4. To ensure you are resilient

 Covid-19 has been one of the biggest tests the sector has ever faced. There is no doubt that the future is going to be challenging. At Citizens Advice, this has made us even more thoughtful about what to prioritise. This means we have to say no to things, which is an incredibly hard thing to do. Charity organisations are passionate about their cause and providing the very best service to people in society, but this can often lead to a risk of mission drift. Turning this on its head, the focus should be on doing fewer things but doing them really well. By not overstretching ourselves we will be able to build the resilience of our individual organisations and the sector as a whole.

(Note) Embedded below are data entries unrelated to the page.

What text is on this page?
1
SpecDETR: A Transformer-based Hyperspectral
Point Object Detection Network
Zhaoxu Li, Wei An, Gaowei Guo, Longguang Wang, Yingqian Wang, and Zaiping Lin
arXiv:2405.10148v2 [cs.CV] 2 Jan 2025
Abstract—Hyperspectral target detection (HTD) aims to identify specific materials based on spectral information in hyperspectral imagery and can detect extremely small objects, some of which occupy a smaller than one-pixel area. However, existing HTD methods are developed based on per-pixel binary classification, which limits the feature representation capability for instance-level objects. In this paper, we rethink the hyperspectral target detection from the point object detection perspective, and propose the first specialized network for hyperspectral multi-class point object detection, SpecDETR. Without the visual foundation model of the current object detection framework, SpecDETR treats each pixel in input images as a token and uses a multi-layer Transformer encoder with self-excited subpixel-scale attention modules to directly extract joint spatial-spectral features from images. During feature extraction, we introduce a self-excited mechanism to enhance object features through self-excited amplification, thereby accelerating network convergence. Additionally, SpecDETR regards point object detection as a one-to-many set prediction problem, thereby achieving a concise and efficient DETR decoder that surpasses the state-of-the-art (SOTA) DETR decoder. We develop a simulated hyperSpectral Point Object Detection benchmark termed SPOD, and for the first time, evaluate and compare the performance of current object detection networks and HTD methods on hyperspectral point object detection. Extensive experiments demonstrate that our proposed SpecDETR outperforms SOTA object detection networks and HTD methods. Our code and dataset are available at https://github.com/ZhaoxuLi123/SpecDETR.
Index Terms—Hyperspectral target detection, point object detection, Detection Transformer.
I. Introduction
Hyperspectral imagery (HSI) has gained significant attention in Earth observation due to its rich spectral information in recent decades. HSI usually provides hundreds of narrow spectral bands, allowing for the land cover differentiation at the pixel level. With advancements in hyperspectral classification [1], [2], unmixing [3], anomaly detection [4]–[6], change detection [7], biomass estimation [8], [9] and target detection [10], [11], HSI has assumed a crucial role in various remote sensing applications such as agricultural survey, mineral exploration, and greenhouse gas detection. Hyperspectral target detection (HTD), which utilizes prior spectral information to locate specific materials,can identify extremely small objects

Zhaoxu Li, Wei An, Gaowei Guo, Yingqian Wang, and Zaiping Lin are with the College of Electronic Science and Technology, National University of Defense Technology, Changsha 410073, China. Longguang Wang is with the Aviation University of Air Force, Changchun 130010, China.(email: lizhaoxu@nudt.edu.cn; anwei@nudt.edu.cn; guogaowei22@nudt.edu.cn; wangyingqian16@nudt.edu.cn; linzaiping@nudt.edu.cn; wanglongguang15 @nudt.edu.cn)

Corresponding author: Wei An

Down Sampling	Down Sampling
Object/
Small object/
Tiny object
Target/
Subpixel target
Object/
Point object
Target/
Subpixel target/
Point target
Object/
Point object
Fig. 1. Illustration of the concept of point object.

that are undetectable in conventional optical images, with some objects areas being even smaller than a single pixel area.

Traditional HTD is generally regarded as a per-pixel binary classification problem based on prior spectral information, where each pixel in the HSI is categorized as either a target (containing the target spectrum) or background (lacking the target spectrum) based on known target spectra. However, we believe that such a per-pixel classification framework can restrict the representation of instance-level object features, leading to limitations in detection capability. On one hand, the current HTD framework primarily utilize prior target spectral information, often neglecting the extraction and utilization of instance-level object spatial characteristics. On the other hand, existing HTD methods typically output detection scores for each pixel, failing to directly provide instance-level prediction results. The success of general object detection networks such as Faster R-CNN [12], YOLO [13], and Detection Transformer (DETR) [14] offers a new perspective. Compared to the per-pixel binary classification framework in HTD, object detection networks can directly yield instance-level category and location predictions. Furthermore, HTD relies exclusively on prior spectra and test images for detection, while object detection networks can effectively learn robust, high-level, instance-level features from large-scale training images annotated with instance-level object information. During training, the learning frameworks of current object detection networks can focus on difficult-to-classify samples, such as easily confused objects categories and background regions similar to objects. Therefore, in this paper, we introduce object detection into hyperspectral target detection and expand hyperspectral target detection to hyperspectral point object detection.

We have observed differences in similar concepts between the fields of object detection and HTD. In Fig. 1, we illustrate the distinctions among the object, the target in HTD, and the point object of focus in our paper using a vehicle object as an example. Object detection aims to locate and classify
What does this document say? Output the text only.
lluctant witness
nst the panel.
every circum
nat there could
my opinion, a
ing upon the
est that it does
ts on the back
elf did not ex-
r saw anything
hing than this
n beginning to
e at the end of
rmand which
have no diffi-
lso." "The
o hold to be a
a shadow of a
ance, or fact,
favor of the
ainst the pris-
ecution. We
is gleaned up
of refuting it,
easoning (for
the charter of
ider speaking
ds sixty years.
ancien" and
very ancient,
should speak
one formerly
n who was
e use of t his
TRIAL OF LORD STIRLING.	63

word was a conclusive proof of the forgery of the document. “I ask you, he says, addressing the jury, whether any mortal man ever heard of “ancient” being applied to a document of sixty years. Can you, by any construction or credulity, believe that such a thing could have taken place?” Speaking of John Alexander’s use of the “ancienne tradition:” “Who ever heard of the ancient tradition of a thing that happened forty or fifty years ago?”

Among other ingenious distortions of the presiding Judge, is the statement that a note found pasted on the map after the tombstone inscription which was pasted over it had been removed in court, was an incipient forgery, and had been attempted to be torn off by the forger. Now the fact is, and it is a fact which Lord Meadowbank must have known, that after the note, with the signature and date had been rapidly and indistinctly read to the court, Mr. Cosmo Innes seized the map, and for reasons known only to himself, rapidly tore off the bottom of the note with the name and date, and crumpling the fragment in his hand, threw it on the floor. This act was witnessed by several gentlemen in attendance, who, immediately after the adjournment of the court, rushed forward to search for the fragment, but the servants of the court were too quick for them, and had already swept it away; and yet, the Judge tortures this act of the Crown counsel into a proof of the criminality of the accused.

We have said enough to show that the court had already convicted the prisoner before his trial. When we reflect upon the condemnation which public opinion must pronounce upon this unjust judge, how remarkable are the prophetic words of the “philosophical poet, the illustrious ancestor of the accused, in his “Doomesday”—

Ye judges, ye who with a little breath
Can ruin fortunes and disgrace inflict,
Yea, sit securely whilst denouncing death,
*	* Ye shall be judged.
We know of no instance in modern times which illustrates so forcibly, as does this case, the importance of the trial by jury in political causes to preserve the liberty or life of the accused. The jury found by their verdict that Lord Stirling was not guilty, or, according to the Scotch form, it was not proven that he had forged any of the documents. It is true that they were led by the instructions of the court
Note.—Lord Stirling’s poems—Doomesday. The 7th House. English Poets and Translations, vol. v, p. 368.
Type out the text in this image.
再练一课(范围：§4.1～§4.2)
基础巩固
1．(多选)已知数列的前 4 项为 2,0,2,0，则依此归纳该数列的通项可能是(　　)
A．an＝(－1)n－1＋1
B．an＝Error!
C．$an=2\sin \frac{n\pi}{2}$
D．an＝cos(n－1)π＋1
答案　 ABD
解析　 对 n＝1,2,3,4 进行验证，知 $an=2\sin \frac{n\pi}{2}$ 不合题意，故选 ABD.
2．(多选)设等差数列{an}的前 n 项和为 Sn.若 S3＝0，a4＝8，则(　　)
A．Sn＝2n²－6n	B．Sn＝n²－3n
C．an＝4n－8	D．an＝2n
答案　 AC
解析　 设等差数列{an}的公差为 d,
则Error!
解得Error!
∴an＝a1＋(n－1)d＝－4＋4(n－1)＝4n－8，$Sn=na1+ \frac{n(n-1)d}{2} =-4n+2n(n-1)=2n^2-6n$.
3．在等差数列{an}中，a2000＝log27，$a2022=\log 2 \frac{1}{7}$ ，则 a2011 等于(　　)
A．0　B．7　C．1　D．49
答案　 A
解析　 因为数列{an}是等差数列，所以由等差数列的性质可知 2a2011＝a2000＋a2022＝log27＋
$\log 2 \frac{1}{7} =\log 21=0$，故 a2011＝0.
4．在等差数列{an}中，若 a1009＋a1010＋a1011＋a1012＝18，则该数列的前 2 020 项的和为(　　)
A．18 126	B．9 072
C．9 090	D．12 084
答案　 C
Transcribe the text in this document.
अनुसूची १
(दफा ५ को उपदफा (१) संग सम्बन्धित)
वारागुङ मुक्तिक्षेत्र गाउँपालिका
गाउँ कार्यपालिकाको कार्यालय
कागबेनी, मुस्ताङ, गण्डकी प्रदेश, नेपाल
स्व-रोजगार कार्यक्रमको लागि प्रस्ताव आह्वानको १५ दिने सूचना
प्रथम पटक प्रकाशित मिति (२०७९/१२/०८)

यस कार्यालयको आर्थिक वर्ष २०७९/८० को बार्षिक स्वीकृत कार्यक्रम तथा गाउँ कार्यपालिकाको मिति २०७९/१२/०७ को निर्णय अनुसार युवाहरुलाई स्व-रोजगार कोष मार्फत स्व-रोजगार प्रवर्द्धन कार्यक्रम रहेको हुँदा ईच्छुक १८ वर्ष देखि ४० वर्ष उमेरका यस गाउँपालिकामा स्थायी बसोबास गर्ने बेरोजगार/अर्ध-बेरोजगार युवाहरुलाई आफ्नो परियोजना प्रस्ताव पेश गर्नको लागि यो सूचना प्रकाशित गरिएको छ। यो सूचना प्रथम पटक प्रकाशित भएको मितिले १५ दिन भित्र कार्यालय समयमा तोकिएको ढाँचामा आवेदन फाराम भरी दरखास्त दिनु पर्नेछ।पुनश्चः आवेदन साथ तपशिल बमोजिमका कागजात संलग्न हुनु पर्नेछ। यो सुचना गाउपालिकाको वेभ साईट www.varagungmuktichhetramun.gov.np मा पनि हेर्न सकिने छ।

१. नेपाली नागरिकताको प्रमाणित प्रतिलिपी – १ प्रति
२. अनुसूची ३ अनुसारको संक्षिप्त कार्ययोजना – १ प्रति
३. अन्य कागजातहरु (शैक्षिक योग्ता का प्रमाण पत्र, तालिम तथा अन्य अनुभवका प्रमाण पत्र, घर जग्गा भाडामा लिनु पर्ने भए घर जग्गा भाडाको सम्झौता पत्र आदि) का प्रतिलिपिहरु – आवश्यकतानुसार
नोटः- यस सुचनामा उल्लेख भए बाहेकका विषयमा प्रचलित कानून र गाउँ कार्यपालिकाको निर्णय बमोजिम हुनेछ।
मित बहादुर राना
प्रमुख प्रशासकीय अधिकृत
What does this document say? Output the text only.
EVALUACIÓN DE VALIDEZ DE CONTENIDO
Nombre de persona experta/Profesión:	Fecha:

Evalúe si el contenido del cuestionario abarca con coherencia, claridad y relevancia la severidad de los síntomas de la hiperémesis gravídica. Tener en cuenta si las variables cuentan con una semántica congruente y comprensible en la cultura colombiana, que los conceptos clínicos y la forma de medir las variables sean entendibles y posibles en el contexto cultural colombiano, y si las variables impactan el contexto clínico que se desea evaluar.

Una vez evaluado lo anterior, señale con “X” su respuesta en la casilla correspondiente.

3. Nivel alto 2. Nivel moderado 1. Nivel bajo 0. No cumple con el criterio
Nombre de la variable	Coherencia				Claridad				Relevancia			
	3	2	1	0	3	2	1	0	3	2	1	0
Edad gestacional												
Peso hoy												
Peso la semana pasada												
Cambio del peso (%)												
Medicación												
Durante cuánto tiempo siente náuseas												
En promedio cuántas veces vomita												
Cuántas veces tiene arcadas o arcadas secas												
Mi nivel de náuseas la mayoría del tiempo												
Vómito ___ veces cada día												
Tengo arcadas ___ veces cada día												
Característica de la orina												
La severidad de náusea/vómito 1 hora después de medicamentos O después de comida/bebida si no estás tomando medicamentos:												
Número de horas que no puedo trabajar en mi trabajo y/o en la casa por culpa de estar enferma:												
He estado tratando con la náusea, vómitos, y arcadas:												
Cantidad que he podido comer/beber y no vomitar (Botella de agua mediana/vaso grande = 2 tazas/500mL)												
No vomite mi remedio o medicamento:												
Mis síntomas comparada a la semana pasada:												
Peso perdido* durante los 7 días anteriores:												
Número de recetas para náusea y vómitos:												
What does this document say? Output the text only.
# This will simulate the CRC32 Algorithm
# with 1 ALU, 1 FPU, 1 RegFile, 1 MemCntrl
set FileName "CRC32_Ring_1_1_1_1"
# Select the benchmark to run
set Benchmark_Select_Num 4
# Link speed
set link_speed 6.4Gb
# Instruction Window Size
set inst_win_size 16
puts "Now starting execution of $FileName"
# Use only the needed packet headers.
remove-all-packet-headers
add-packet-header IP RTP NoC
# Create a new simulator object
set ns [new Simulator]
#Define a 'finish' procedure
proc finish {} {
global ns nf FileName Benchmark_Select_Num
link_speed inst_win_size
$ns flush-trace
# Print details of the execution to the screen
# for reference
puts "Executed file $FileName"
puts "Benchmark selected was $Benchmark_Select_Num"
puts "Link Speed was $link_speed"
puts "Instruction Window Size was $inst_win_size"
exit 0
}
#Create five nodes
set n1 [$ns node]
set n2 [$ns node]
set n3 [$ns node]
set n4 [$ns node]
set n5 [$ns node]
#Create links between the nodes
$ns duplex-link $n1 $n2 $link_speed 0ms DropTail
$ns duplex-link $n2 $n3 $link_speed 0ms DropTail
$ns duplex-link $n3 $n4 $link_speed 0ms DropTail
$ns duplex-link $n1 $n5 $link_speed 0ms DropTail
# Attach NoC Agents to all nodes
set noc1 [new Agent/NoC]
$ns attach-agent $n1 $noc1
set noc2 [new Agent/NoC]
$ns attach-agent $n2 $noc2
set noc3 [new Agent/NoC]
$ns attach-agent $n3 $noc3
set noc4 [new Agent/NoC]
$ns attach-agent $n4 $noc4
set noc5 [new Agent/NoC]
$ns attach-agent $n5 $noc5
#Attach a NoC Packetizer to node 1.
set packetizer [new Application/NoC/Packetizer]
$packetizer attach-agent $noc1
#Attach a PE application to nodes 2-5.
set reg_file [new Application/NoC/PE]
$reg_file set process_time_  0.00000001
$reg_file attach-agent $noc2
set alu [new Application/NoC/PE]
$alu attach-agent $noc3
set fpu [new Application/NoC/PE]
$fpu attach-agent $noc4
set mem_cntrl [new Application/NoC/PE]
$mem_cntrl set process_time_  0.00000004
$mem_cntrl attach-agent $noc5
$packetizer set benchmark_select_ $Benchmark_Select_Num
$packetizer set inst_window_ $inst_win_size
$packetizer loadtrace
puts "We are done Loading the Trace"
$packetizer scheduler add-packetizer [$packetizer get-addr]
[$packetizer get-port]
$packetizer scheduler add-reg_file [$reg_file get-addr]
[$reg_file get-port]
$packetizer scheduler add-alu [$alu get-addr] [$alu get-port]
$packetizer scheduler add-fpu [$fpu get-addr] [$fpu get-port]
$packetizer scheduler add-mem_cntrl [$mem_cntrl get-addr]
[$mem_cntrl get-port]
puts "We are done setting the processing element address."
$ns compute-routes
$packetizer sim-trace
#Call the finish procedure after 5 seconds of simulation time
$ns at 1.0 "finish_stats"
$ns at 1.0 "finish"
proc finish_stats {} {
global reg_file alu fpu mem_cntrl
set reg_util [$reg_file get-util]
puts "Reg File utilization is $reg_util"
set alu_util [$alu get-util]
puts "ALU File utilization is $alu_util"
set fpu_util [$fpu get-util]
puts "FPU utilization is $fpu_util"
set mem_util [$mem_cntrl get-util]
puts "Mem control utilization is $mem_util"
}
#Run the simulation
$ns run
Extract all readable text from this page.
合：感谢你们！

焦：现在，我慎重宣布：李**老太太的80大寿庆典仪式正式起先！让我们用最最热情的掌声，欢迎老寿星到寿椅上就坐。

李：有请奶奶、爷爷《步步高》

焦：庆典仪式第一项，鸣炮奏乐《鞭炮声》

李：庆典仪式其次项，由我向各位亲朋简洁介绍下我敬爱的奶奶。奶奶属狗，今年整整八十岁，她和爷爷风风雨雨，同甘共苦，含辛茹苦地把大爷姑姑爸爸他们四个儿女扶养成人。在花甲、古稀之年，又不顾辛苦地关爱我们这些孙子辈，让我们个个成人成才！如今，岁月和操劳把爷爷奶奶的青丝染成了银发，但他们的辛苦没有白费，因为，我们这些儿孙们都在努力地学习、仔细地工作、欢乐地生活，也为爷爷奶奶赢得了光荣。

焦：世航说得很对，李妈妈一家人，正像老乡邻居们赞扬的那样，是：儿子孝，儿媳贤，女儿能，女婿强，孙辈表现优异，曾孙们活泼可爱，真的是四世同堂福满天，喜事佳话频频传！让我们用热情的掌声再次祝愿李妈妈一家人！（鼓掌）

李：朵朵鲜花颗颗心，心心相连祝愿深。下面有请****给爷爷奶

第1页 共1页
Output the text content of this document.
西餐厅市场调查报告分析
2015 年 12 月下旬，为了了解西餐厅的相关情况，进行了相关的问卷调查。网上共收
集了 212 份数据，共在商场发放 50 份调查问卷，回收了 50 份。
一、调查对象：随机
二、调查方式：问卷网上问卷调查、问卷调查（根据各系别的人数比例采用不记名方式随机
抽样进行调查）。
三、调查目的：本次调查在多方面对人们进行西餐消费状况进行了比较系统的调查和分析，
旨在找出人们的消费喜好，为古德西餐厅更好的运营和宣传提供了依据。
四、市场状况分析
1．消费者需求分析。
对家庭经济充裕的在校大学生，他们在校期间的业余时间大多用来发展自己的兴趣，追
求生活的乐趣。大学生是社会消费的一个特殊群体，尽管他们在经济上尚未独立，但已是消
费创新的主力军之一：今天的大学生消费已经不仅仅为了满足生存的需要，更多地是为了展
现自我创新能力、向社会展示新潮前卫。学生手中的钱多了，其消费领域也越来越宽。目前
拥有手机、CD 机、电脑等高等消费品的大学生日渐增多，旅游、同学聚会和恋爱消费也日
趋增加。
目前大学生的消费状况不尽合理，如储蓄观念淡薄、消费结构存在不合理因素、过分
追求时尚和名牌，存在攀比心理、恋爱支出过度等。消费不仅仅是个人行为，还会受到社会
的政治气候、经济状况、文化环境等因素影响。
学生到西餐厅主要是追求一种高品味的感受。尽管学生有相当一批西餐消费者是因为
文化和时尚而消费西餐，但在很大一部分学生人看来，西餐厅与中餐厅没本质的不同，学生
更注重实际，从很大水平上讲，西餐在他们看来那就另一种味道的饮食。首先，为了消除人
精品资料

5. To encourage new opportunities for partnership

 With income being tighter, there is a risk we pull up the drawbridges around our organisation and try to hold on to what we have. It’s vital we take precisely the opposite approach, asking ourselves how can we work with others more to ensure we are best meeting the needs of the people we are here to help. During the pandemic for instance, we at Citizens Advice partnered with the Trussell Trust to establish a service to help those facing destitution. More partners have since joined the service and we are continually looking to build relationships with others. If I were to have only one take-away it would be ‘Let’s not let money divide us - let's find ways to work together to amplify our impact.’

 6. To recognise new risks for competition

 It would be naïve of me to talk about partnership within the sector without acknowledging competition. 2021 is the time to reflect on your unique selling points and use them to promote your organisation. What makes you stand out? Has that changed during the pandemic? Should it remain this way? As leaders, it is critical that we take the time to look at those around us. If you are now delivering new services, then your competition will have changed as well. Understanding those shifts will help you understand what it means for the services you provide.

7. To harness community spirit 

 We clapped on our doorsteps, checked-in on our neighbours and banded together when our communities needed it most. There are so many examples of people being resilient and giving back during the pandemic. Charities have an opportunity to build on this new sense of community to attract a new group of advocates and volunteers to support our work.

8. To build on relationships

 Not only did the pandemic revitalise local community spirit, it also prompted local funders, leaders and decision makers to think differently about the voluntary sector. I’ve read lots of examples where new delivery arrangements were developed and commissioned, often at speed, with the voluntary sector being recognised as a crucial part of our local and national Covid-19 response. Investing time in nurturing newly formed or freshly invigorated relationships for me is an investment definitely worth making. There’s a great opportunity here to cement our role as a sector to be a vital part of delivery.

9. To continue to shine a light on how valuable our sector truly is

 It is important to recognise that social and economic inequalities existed long before the pandemic. What Covid-19 did was bring these issues into really sharp focus. If there is a positive legacy from this, it is that decision-makers truly recognised the value of our sector and its ability to adapt and find solutions to the complex challenges facing people and communities across the country day in, day out.

10. To champion equity, diversity, and inclusion

 Linked to the above, the pandemic has had a disproportionate impact on some groups more than others. This requires charities to consider how they can truly champion equity, diversity and inclusion in their work - both through their campaigns and the services they provide. But it also means thinking about your role as an employer, ensuring a diverse workforce that reflects society and the people you seek to help. I hope you find these reflections helpful and that they stimulate your thinking for your own organisation, either way I would welcome your feedback.